# Flies and Art Raffle for Hurricane Sally Relief



## Skram (Feb 8, 2019)

I live in Gulf Shores AL and as you all know we just got wrecked by Hurricane Sally. My friend and I run a small online fly store SpaceCoastFlies.com (he is located in Merritt Island FL). We got together with a couple friends and put together some raffle prizes and are selling tickets online. The drawings will take place tomorrow night. Tickets are $5 and you can buy unlimited tickets. We are just over $300 in donations right now. 100% of the money will go to Hurricane Sally Relief and we will post a receipt when we donate the funds. I know everyone is looking for help from all of the Gulf Coast Hurricanes to Wildfires out West, but if you would like to donate or just want a chance to win some cool prizes we appreciate everything we can get. We've been through a lot of hurricanes and this certainly won't be the last. Our island is in bad shape. Seems to be worse than hurricane Ivan to me and mainly because we were in the eyewall for 7 hours! 

If this violates any posting rules just let me know or remove. Just trying to spread the info and get some donations. Thank you all.

Enter Here - Raffle for Hurricane Sally Relief

Here's the list of giveaways:

Prize #1

Cliff Crab Shack Fly Case
12 Custom Space Coast Flies
SCF Long Sleeve Performance Shirt
SCF All Business Trucker Hat
SCF Stickers
Prize #2

Custom 24” Woodburn Sea Turtle Art (with Sparkle Color) by Patrick Tucker. Follow Patrick on Instagram @AlabamaBurning to see more of his amazing art.
Prize #3

6 Custom Flies by fly tying wizard Cory Kendrick. Check out his awesome work on Instagram at @cb.kendrick


----------



## jay.bush1434 (Dec 27, 2014)

Good onya guys for putting together a fund raiser. I just ordered 10 tix


----------



## Skram (Feb 8, 2019)

jay.bush1434 said:


> Good onya guys for putting together a fund raiser. I just ordered 10 tix


Thank you! Much appreciated


----------



## jbnc (Feb 28, 2017)

Picked up a dozen. Glad yall are able to put this together and hoping you raise quite a bit.


----------



## Skram (Feb 8, 2019)

jbnc said:


> Picked up a dozen. Glad yall are able to put this together and hoping you raise quite a bit.
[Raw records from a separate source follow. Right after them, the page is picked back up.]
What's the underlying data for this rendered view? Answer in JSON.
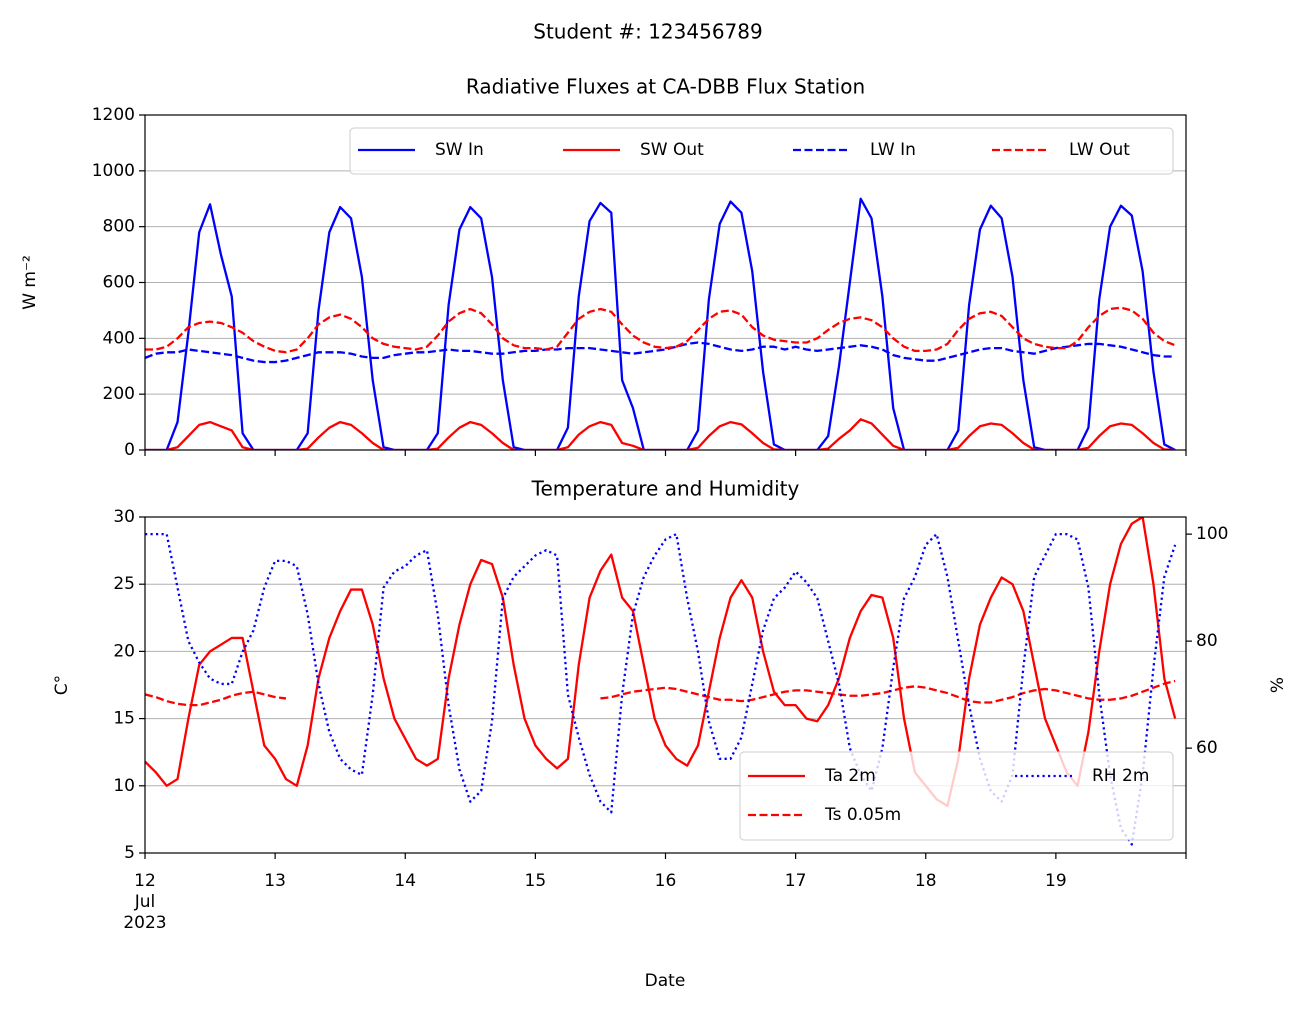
{
  "suptitle": "Student #: 123456789",
  "xlabel": "Date",
  "chart_data": [
    {
      "type": "line",
      "title": "Radiative Fluxes at CA-DBB Flux Station",
      "ylabel": "W m⁻²",
      "x": [
        "2023-07-12T00:00",
        "2023-07-12T02:00",
        "2023-07-12T04:00",
        "2023-07-12T06:00",
        "2023-07-12T08:00",
        "2023-07-12T10:00",
        "2023-07-12T12:00",
        "2023-07-12T14:00",
        "2023-07-12T16:00",
        "2023-07-12T18:00",
        "2023-07-12T20:00",
        "2023-07-12T22:00",
        "2023-07-13T00:00",
        "2023-07-13T02:00",
        "2023-07-13T04:00",
        "2023-07-13T06:00",
        "2023-07-13T08:00",
        "2023-07-13T10:00",
        "2023-07-13T12:00",
        "2023-07-13T14:00",
        "2023-07-13T16:00",
        "2023-07-13T18:00",
        "2023-07-13T20:00",
        "2023-07-13T22:00",
        "2023-07-14T00:00",
        "2023-07-14T02:00",
        "2023-07-14T04:00",
        "2023-07-14T06:00",
        "2023-07-14T08:00",
        "2023-07-14T10:00",
        "2023-07-14T12:00",
        "2023-07-14T14:00",
        "2023-07-14T16:00",
        "2023-07-14T18:00",
        "2023-07-14T20:00",
        "2023-07-14T22:00",
        "2023-07-15T00:00",
        "2023-07-15T02:00",
        "2023-07-15T04:00",
        "2023-07-15T06:00",
        "2023-07-15T08:00",
        "2023-07-15T10:00",
        "2023-07-15T12:00",
        "2023-07-15T14:00",
        "2023-07-15T16:00",
        "2023-07-15T18:00",
        "2023-07-15T20:00",
        "2023-07-15T22:00",
        "2023-07-16T00:00",
        "2023-07-16T02:00",
        "2023-07-16T04:00",
        "2023-07-16T06:00",
        "2023-07-16T08:00",
        "2023-07-16T10:00",
        "2023-07-16T12:00",
        "2023-07-16T14:00",
        "2023-07-16T16:00",
        "2023-07-16T18:00",
        "2023-07-16T20:00",
        "2023-07-16T22:00",
        "2023-07-17T00:00",
        "2023-07-17T02:00",
        "2023-07-17T04:00",
        "2023-07-17T06:00",
        "2023-07-17T08:00",
        "2023-07-17T10:00",
        "2023-07-17T12:00",
        "2023-07-17T14:00",
        "2023-07-17T16:00",
        "2023-07-17T18:00",
        "2023-07-17T20:00",
        "2023-07-17T22:00",
        "2023-07-18T00:00",
        "2023-07-18T02:00",
        "2023-07-18T04:00",
        "2023-07-18T06:00",
        "2023-07-18T08:00",
        "2023-07-18T10:00",
        "2023-07-18T12:00",
        "2023-07-18T14:00",
        "2023-07-18T16:00",
        "2023-07-18T18:00",
        "2023-07-18T20:00",
        "2023-07-18T22:00",
        "2023-07-19T00:00",
        "2023-07-19T02:00",
        "2023-07-19T04:00",
        "2023-07-19T06:00",
        "2023-07-19T08:00",
        "2023-07-19T10:00",
        "2023-07-19T12:00",
        "2023-07-19T14:00",
        "2023-07-19T16:00",
        "2023-07-19T18:00",
        "2023-07-19T20:00",
        "2023-07-19T22:00"
      ],
      "series": [
        {
          "name": "SW In",
          "color": "#0000ff",
          "style": "solid",
          "values": [
            0,
            0,
            0,
            100,
            420,
            780,
            880,
            700,
            550,
            60,
            0,
            0,
            0,
            0,
            0,
            60,
            500,
            780,
            870,
            830,
            620,
            250,
            10,
            0,
            0,
            0,
            0,
            60,
            520,
            790,
            870,
            830,
            620,
            250,
            10,
            0,
            0,
            0,
            0,
            80,
            550,
            820,
            885,
            850,
            250,
            150,
            0,
            0,
            0,
            0,
            0,
            70,
            540,
            810,
            890,
            850,
            640,
            280,
            20,
            0,
            0,
            0,
            0,
            50,
            300,
            600,
            900,
            830,
            550,
            150,
            0,
            0,
            0,
            0,
            0,
            70,
            520,
            790,
            875,
            830,
            620,
            250,
            10,
            0,
            0,
            0,
            0,
            80,
            540,
            800,
            875,
            840,
            640,
            280,
            20,
            0
          ]
        },
        {
          "name": "SW Out",
          "color": "#ff0000",
          "style": "solid",
          "values": [
            0,
            0,
            0,
            10,
            50,
            90,
            100,
            85,
            70,
            10,
            0,
            0,
            0,
            0,
            0,
            5,
            45,
            80,
            100,
            90,
            60,
            25,
            0,
            0,
            0,
            0,
            0,
            5,
            45,
            80,
            100,
            90,
            60,
            25,
            0,
            0,
            0,
            0,
            0,
            10,
            55,
            85,
            100,
            90,
            25,
            15,
            0,
            0,
            0,
            0,
            0,
            8,
            50,
            85,
            100,
            92,
            60,
            25,
            2,
            0,
            0,
            0,
            0,
            5,
            40,
            70,
            110,
            95,
            55,
            15,
            0,
            0,
            0,
            0,
            0,
            8,
            50,
            85,
            95,
            90,
            60,
            25,
            1,
            0,
            0,
            0,
            0,
            8,
            50,
            85,
            95,
            90,
            60,
            25,
            2,
            0
          ]
        },
        {
          "name": "LW In",
          "color": "#0000ff",
          "style": "dashed",
          "values": [
            330,
            345,
            350,
            350,
            360,
            355,
            350,
            345,
            340,
            330,
            320,
            315,
            315,
            320,
            330,
            340,
            350,
            350,
            350,
            345,
            335,
            330,
            330,
            340,
            345,
            350,
            350,
            355,
            360,
            355,
            355,
            350,
            345,
            345,
            350,
            355,
            355,
            360,
            360,
            365,
            365,
            365,
            360,
            355,
            350,
            345,
            350,
            355,
            360,
            370,
            380,
            385,
            380,
            370,
            360,
            355,
            360,
            370,
            370,
            360,
            370,
            360,
            355,
            360,
            365,
            370,
            375,
            370,
            360,
            340,
            330,
            325,
            320,
            320,
            330,
            340,
            350,
            360,
            365,
            365,
            355,
            350,
            345,
            355,
            365,
            370,
            375,
            380,
            380,
            375,
            370,
            360,
            350,
            340,
            335,
            335
          ]
        },
        {
          "name": "LW Out",
          "color": "#ff0000",
          "style": "dashed",
          "values": [
            360,
            360,
            370,
            400,
            440,
            455,
            460,
            455,
            440,
            420,
            390,
            370,
            355,
            350,
            360,
            400,
            450,
            475,
            485,
            470,
            440,
            400,
            380,
            370,
            365,
            360,
            370,
            410,
            460,
            490,
            505,
            490,
            450,
            400,
            375,
            365,
            365,
            360,
            370,
            420,
            470,
            495,
            505,
            495,
            450,
            410,
            385,
            370,
            365,
            370,
            390,
            430,
            470,
            495,
            500,
            485,
            440,
            410,
            395,
            390,
            385,
            385,
            400,
            430,
            455,
            470,
            475,
            465,
            440,
            400,
            370,
            355,
            355,
            360,
            380,
            430,
            470,
            490,
            495,
            480,
            440,
            400,
            380,
            370,
            365,
            365,
            390,
            440,
            480,
            505,
            510,
            500,
            470,
            420,
            390,
            375
          ]
        }
      ],
      "xlim": [
        "2023-07-12T00:00",
        "2023-07-20T00:00"
      ],
      "xticks": [
        "2023-07-12T00:00",
        "2023-07-13T00:00",
        "2023-07-14T00:00",
        "2023-07-15T00:00",
        "2023-07-16T00:00",
        "2023-07-17T00:00",
        "2023-07-18T00:00",
        "2023-07-19T00:00",
        "2023-07-20T00:00"
      ],
      "ylim": [
        0,
        1200
      ],
      "yticks": [
        0,
        200,
        400,
        600,
        800,
        1000,
        1200
      ],
      "grid": true,
      "legend": "upper right"
    },
    {
      "type": "line",
      "title": "Temperature and Humidity",
      "ylabel": "C°",
      "y2label": "%",
      "x": [
        "2023-07-12T00:00",
        "2023-07-12T02:00",
        "2023-07-12T04:00",
        "2023-07-12T06:00",
        "2023-07-12T08:00",
        "2023-07-12T10:00",
        "2023-07-12T12:00",
        "2023-07-12T14:00",
        "2023-07-12T16:00",
        "2023-07-12T18:00",
        "2023-07-12T20:00",
        "2023-07-12T22:00",
        "2023-07-13T00:00",
        "2023-07-13T02:00",
        "2023-07-13T04:00",
        "2023-07-13T06:00",
        "2023-07-13T08:00",
        "2023-07-13T10:00",
        "2023-07-13T12:00",
        "2023-07-13T14:00",
        "2023-07-13T16:00",
        "2023-07-13T18:00",
        "2023-07-13T20:00",
        "2023-07-13T22:00",
        "2023-07-14T00:00",
        "2023-07-14T02:00",
        "2023-07-14T04:00",
        "2023-07-14T06:00",
        "2023-07-14T08:00",
        "2023-07-14T10:00",
        "2023-07-14T12:00",
        "2023-07-14T14:00",
        "2023-07-14T16:00",
        "2023-07-14T18:00",
        "2023-07-14T20:00",
        "2023-07-14T22:00",
        "2023-07-15T00:00",
        "2023-07-15T02:00",
        "2023-07-15T04:00",
        "2023-07-15T06:00",
        "2023-07-15T08:00",
        "2023-07-15T10:00",
        "2023-07-15T12:00",
        "2023-07-15T14:00",
        "2023-07-15T16:00",
        "2023-07-15T18:00",
        "2023-07-15T20:00",
        "2023-07-15T22:00",
        "2023-07-16T00:00",
        "2023-07-16T02:00",
        "2023-07-16T04:00",
        "2023-07-16T06:00",
        "2023-07-16T08:00",
        "2023-07-16T10:00",
        "2023-07-16T12:00",
        "2023-07-16T14:00",
        "2023-07-16T16:00",
        "2023-07-16T18:00",
        "2023-07-16T20:00",
        "2023-07-16T22:00",
        "2023-07-17T00:00",
        "2023-07-17T02:00",
        "2023-07-17T04:00",
        "2023-07-17T06:00",
        "2023-07-17T08:00",
        "2023-07-17T10:00",
        "2023-07-17T12:00",
        "2023-07-17T14:00",
        "2023-07-17T16:00",
        "2023-07-17T18:00",
        "2023-07-17T20:00",
        "2023-07-17T22:00",
        "2023-07-18T00:00",
        "2023-07-18T02:00",
        "2023-07-18T04:00",
        "2023-07-18T06:00",
        "2023-07-18T08:00",
        "2023-07-18T10:00",
        "2023-07-18T12:00",
        "2023-07-18T14:00",
        "2023-07-18T16:00",
        "2023-07-18T18:00",
        "2023-07-18T20:00",
        "2023-07-18T22:00",
        "2023-07-19T00:00",
        "2023-07-19T02:00",
        "2023-07-19T04:00",
        "2023-07-19T06:00",
        "2023-07-19T08:00",
        "2023-07-19T10:00",
        "2023-07-19T12:00",
        "2023-07-19T14:00",
        "2023-07-19T16:00",
        "2023-07-19T18:00",
        "2023-07-19T20:00",
        "2023-07-19T22:00"
      ],
      "series": [
        {
          "name": "Ta 2m",
          "color": "#ff0000",
          "style": "solid",
          "values": [
            11.8,
            11,
            10,
            10.5,
            15,
            19,
            20,
            20.5,
            21,
            21,
            17,
            13,
            12,
            10.5,
            10,
            13,
            18,
            21,
            23,
            24.6,
            24.6,
            22,
            18,
            15,
            13.5,
            12,
            11.5,
            12,
            18,
            22,
            25,
            26.8,
            26.5,
            24,
            19,
            15,
            13,
            12,
            11.3,
            12,
            19,
            24,
            26,
            27.2,
            24,
            23,
            19,
            15,
            13,
            12,
            11.5,
            13,
            17,
            21,
            24,
            25.3,
            24,
            20,
            17,
            16,
            16,
            15,
            14.8,
            16,
            18,
            21,
            23,
            24.2,
            24,
            21,
            15,
            11,
            10,
            9,
            8.5,
            12,
            18,
            22,
            24,
            25.5,
            25,
            23,
            19,
            15,
            13,
            11,
            10,
            14,
            20,
            25,
            28,
            29.5,
            30,
            25,
            18,
            15
          ]
        },
        {
          "name": "Ts 0.05m",
          "color": "#ff0000",
          "style": "dashed",
          "values": [
            16.8,
            16.6,
            16.3,
            16.1,
            16.0,
            16.0,
            16.2,
            16.4,
            16.7,
            16.9,
            17.0,
            16.8,
            16.6,
            16.5,
            null,
            null,
            null,
            null,
            null,
            null,
            null,
            null,
            null,
            null,
            null,
            null,
            null,
            null,
            null,
            null,
            null,
            null,
            null,
            null,
            null,
            null,
            null,
            null,
            null,
            null,
            null,
            null,
            16.5,
            16.6,
            16.8,
            17.0,
            17.1,
            17.2,
            17.3,
            17.2,
            17.0,
            16.8,
            16.6,
            16.4,
            16.4,
            16.3,
            16.4,
            16.6,
            16.8,
            17.0,
            17.1,
            17.1,
            17.0,
            16.9,
            16.8,
            16.7,
            16.7,
            16.8,
            16.9,
            17.1,
            17.3,
            17.4,
            17.3,
            17.1,
            16.9,
            16.6,
            16.3,
            16.2,
            16.2,
            16.4,
            16.6,
            16.9,
            17.1,
            17.2,
            17.1,
            16.9,
            16.7,
            16.5,
            16.4,
            16.4,
            16.5,
            16.7,
            17.0,
            17.3,
            17.6,
            17.8
          ]
        },
        {
          "name": "RH 2m",
          "color": "#0000ff",
          "style": "dotted",
          "axis": "y2",
          "values": [
            100,
            100,
            100,
            90,
            80,
            76,
            73,
            72,
            72,
            78,
            82,
            90,
            95,
            95,
            94,
            85,
            72,
            63,
            58,
            56,
            55,
            70,
            90,
            93,
            94,
            96,
            97,
            85,
            68,
            56,
            50,
            52,
            65,
            88,
            92,
            94,
            96,
            97,
            96,
            70,
            62,
            55,
            50,
            48,
            70,
            85,
            92,
            96,
            99,
            100,
            88,
            78,
            65,
            58,
            58,
            62,
            72,
            82,
            88,
            90,
            93,
            91,
            88,
            80,
            72,
            60,
            55,
            52,
            60,
            75,
            88,
            92,
            98,
            100,
            92,
            80,
            68,
            58,
            52,
            50,
            55,
            75,
            92,
            96,
            100,
            100,
            99,
            90,
            70,
            55,
            45,
            42,
            55,
            75,
            92,
            98
          ]
        }
      ],
      "xlim": [
        "2023-07-12T00:00",
        "2023-07-20T00:00"
      ],
      "xticks": [
        {
          "value": "2023-07-12T00:00",
          "label": "12\nJul\n2023"
        },
        {
          "value": "2023-07-13T00:00",
          "label": "13"
        },
        {
          "value": "2023-07-14T00:00",
          "label": "14"
        },
        {
          "value": "2023-07-15T00:00",
          "label": "15"
        },
        {
          "value": "2023-07-16T00:00",
          "label": "16"
        },
        {
          "value": "2023-07-17T00:00",
          "label": "17"
        },
        {
          "value": "2023-07-18T00:00",
          "label": "18"
        },
        {
          "value": "2023-07-19T00:00",
          "label": "19"
        },
        "2023-07-20T00:00"
      ],
      "ylim": [
        5,
        30
      ],
      "yticks": [
        5,
        10,
        15,
        20,
        25,
        30
      ],
      "y2lim": [
        40.4,
        103.2
      ],
      "y2ticks": [
        60,
        80,
        100
      ],
      "grid": true,
      "legend": "lower right"
    }
  ]
}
Thanks! Also, we will announce the prize winners tonight on instagram. I'll post them here as well. 

If anyone cannot donate please share the link to others if you can.


----------



## Skram (Feb 8, 2019)

Thank you to everyone who donated! I'm stoked that we sold 93 tickets and raised $465
Winners are: Jonothan Thomas (Space Coast Flies, Box, Hat and Shirt), Luke Walding (Turtle Art) and Preston McQueen (Cory Kendrick Flies). We will be emailing the winners today.


----------